Comissão Europeia prepara ajustes ao calendário dos carros térmicos
Para dar resposta a estes pedidos, a Comissão Europeia, sob a coordenação do comissário Stéphane Séjourné, deverá anunciar em dezembro novos ajustamentos. A data de 2035 poderá manter-se como referência, mas com medidas de maior flexibilidade em cima da mesa. Entre as opções discutidas estão:
- uma cláusula de revisão antecipada (inicialmente prevista para 2026);
- créditos de emissões de carbono para os construtores;
- facilitação da produção local de baterias e de tecnologias limpas no espaço europeu.
A indústria automóvel ainda não está pronta
Os construtores alertam para um conjunto de riscos: perda de competitividade, impacto no emprego e aumento significativo dos preços dos veículos elétricos. Apesar do impulso regulatório, as vendas de elétricos continuam limitadas a cerca de 15 % das novas matrículas, muito aquém de um cenário de mercado 100 % elétrico em pouco mais de uma década.
Neste contexto, vários fatores tornam-se determinantes para o sucesso da mudança:
- expansão e fiabilidade da infraestrutura de carregamento;
- redução dos custos de produção;
- aceleração da inovação tecnológica;
- manutenção de um apoio público robusto e previsível.
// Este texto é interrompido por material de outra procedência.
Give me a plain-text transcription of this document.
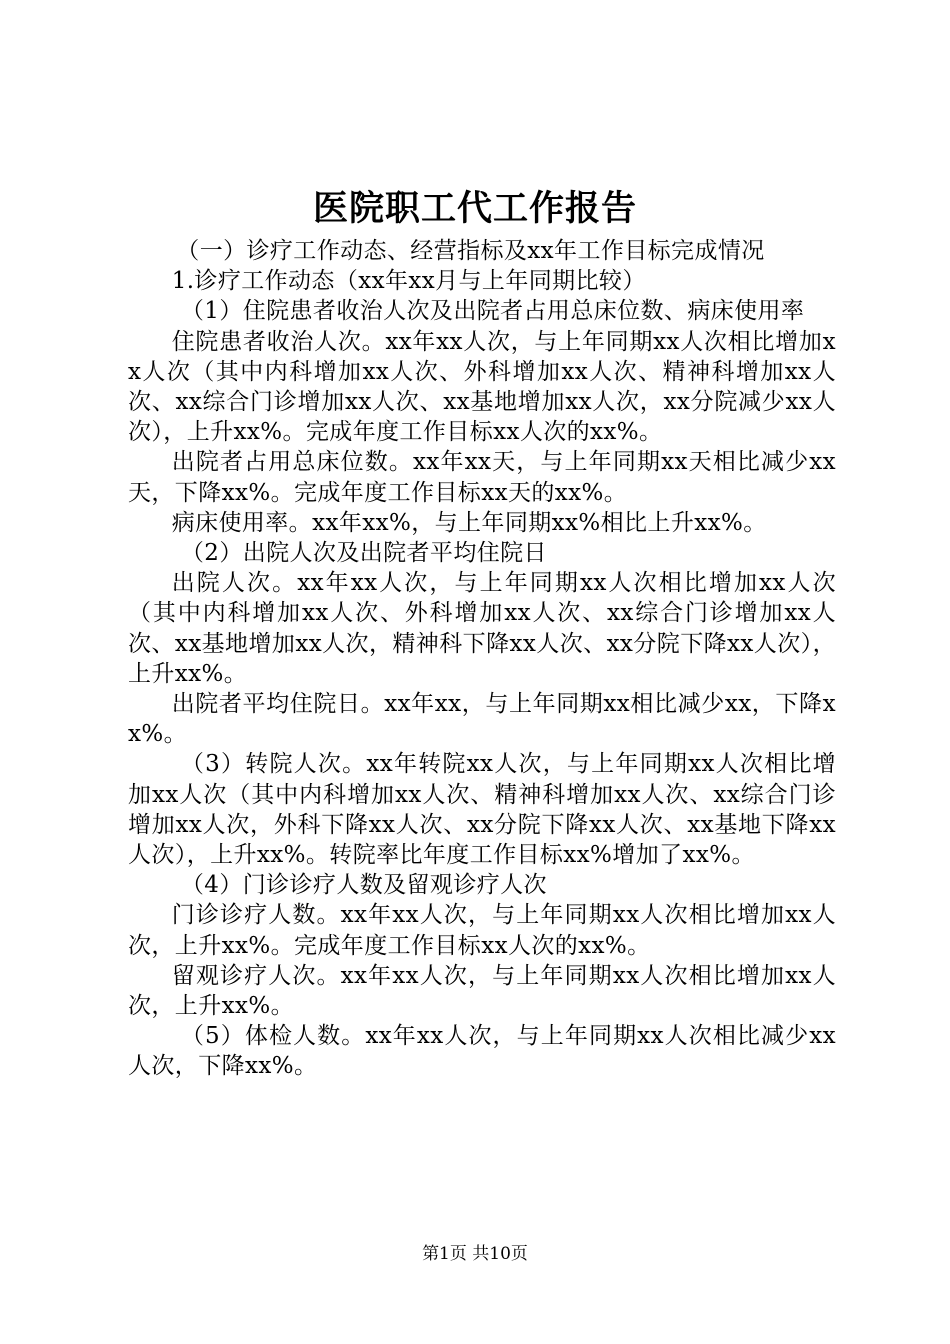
医院职工代工作报告

（一）诊疗工作动态、经营指标及xx年工作目标完成情况

1.诊疗工作动态（xx年xx月与上年同期比较）

（1）住院患者收治人次及出院者占用总床位数、病床使用率

住院患者收治人次。xx年xx人次，与上年同期xx人次相比增加xx人次（其中内科增加xx人次、外科增加xx人次、精神科增加xx人次、xx综合门诊增加xx人次、xx基地增加xx人次，xx分院减少xx人次），上升xx%。完成年度工作目标xx人次的xx%。

出院者占用总床位数。xx年xx天，与上年同期xx天相比减少xx天，下降xx%。完成年度工作目标xx天的xx%。

病床使用率。xx年xx%，与上年同期xx%相比上升xx%。

（2）出院人次及出院者平均住院日

出院人次。xx年xx人次，与上年同期xx人次相比增加xx人次（其中内科增加xx人次、外科增加xx人次、xx综合门诊增加xx人次、xx基地增加xx人次，精神科下降xx人次、xx分院下降xx人次），上升xx%。

出院者平均住院日。xx年xx，与上年同期xx相比减少xx，下降xx%。

（3）转院人次。xx年转院xx人次，与上年同期xx人次相比增加xx人次（其中内科增加xx人次、精神科增加xx人次、xx综合门诊增加xx人次，外科下降xx人次、xx分院下降xx人次、xx基地下降xx人次），上升xx%。转院率比年度工作目标xx%增加了xx%。

（4）门诊诊疗人数及留观诊疗人次

门诊诊疗人数。xx年xx人次，与上年同期xx人次相比增加xx人次，上升xx%。完成年度工作目标xx人次的xx%。

留观诊疗人次。xx年xx人次，与上年同期xx人次相比增加xx人次，上升xx%。

（5）体检人数。xx年xx人次，与上年同期xx人次相比减少xx人次，下降xx%。

第1页 共10页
Estratégias divergentes na Europa: acelerar vs. alternativas
As abordagens nacionais não são homogéneas. França e Alemanha, tal como vários países nórdicos, seguem estratégias que nem sempre convergem. Enquanto alguns defendem um calendário ainda mais rápido - como Suécia, Países Baixos e Noruega, que aponta para 2025 -, outros insistem na inclusão de soluções adicionais, como:
- hidrogénio;
- biocombustíveis;
- e-fuel neutro em carbono.
O consumidor europeu no centro da mudança
O impacto no quotidiano dos cidadãos será considerável. Para além do efeito nos preços e na oferta disponível, o consumidor terá de se adaptar a novas normas, a rotinas diferentes de manutenção e a um enquadramento legal que pode evoluir rapidamente se a Comissão Europeia acolher as recomendações de construtores e Estados-membros. As próximas comunicações de Bruxelas, previstas para 10 de dezembro, deverão clarificar os contornos deste momento decisivo para o setor.
A transição também terá efeitos no mercado de usados: se a venda de novos modelos térmicos for restringida, é provável que aumente a procura por veículos de segunda mão, pelo menos durante um período de adaptação. Isso pode influenciar valores residuais, seguros e decisões de financiamento, sobretudo em países onde a renovação do parque automóvel é mais lenta.
Em paralelo, a implementação bem-sucedida dependerá de condições muito concretas no terreno - desde a capacidade da rede elétrica até à disponibilidade de carregamento em condomínios e zonas de elevada densidade urbana. No caso de Portugal, por exemplo, a cobertura de carregamento tem vindo a crescer, mas a experiência do utilizador (preços, interoperabilidade, fiabilidade e simplicidade de pagamento) será determinante para que a mudança seja aceite em massa e não apenas por quem já tem facilidade de acesso a carregamento doméstico.